In deze uitspraak beoordeelt de rechtbank het beroep van eisers tegen de afwijzing van hun aanvraag om een machtiging tot voorlopig verblijf (mvv) voor verblijf als familie- of gezinslid bij hun zoon, de referent. De staatssecretaris van Justitie en Veiligheid heeft deze aanvraag afgewezen met het besluit van 1 juni 2021, en de afwijzing is gehandhaafd in het bestreden besluit van 18 november 2022. De rechtbank heeft het beroep op 18 oktober 2023 behandeld, waarbij de referent, de gemachtigde van eisers en de gemachtigde van de staatssecretaris aanwezig waren.

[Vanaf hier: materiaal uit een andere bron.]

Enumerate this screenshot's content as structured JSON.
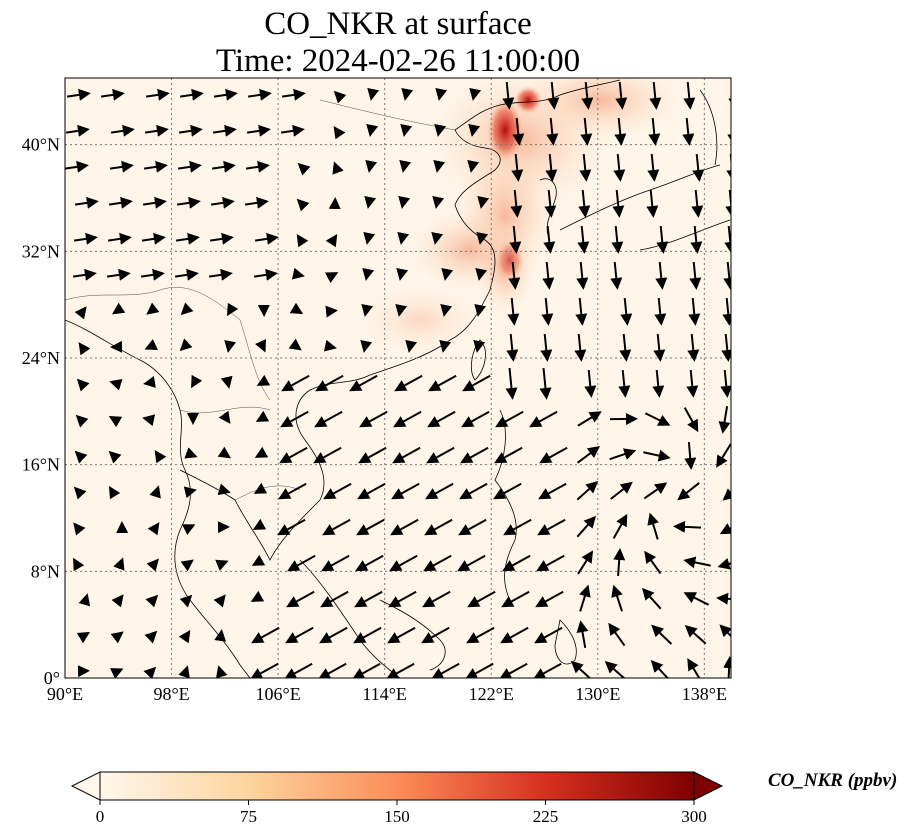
{
  "title": {
    "line1": "CO_NKR at surface",
    "line2": "Time: 2024-02-26 11:00:00"
  },
  "map": {
    "projection": "PlateCarree",
    "lon_range": [
      90,
      140
    ],
    "lat_range": [
      0,
      45
    ],
    "gridlines": "dotted",
    "lon_ticks": [
      "90°E",
      "98°E",
      "106°E",
      "114°E",
      "122°E",
      "130°E",
      "138°E"
    ],
    "lat_ticks": [
      "0°",
      "8°N",
      "16°N",
      "24°N",
      "32°N",
      "40°N"
    ],
    "field": "CO_NKR",
    "wind_vectors": "shown"
  },
  "colorbar": {
    "label": "CO_NKR (ppbv)",
    "ticks": [
      "0",
      "75",
      "150",
      "225",
      "300"
    ],
    "range": [
      0,
      300
    ],
    "extend": "both",
    "cmap": "OrRd",
    "colors": [
      "#fff7ec",
      "#fdd49e",
      "#fc8d59",
      "#d7301f",
      "#7f0000"
    ]
  }
}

De rechtbank verklaart het beroep ongegrond, wat betekent dat de afwijzing van de aanvraag tot het verlenen van een mvv in stand blijft. De staatssecretaris heeft geoordeeld dat er geen sprake is van familie- en gezinsleven in de zin van artikel 8 van het EVRM, omdat de referent niet valt onder het jongvolwassenenbeleid en er geen meer dan gebruikelijke afhankelijkheidsrelatie bestaat tussen hem en eisers. De rechtbank oordeelt dat de staatssecretaris voldoende heeft gemotiveerd waarom de belangenafweging in het nadeel van eisers is uitgevallen, en dat de staatssecretaris de medische situaties van eisers en de algemene veiligheidssituatie in het land van herkomst voldoende heeft meegewogen.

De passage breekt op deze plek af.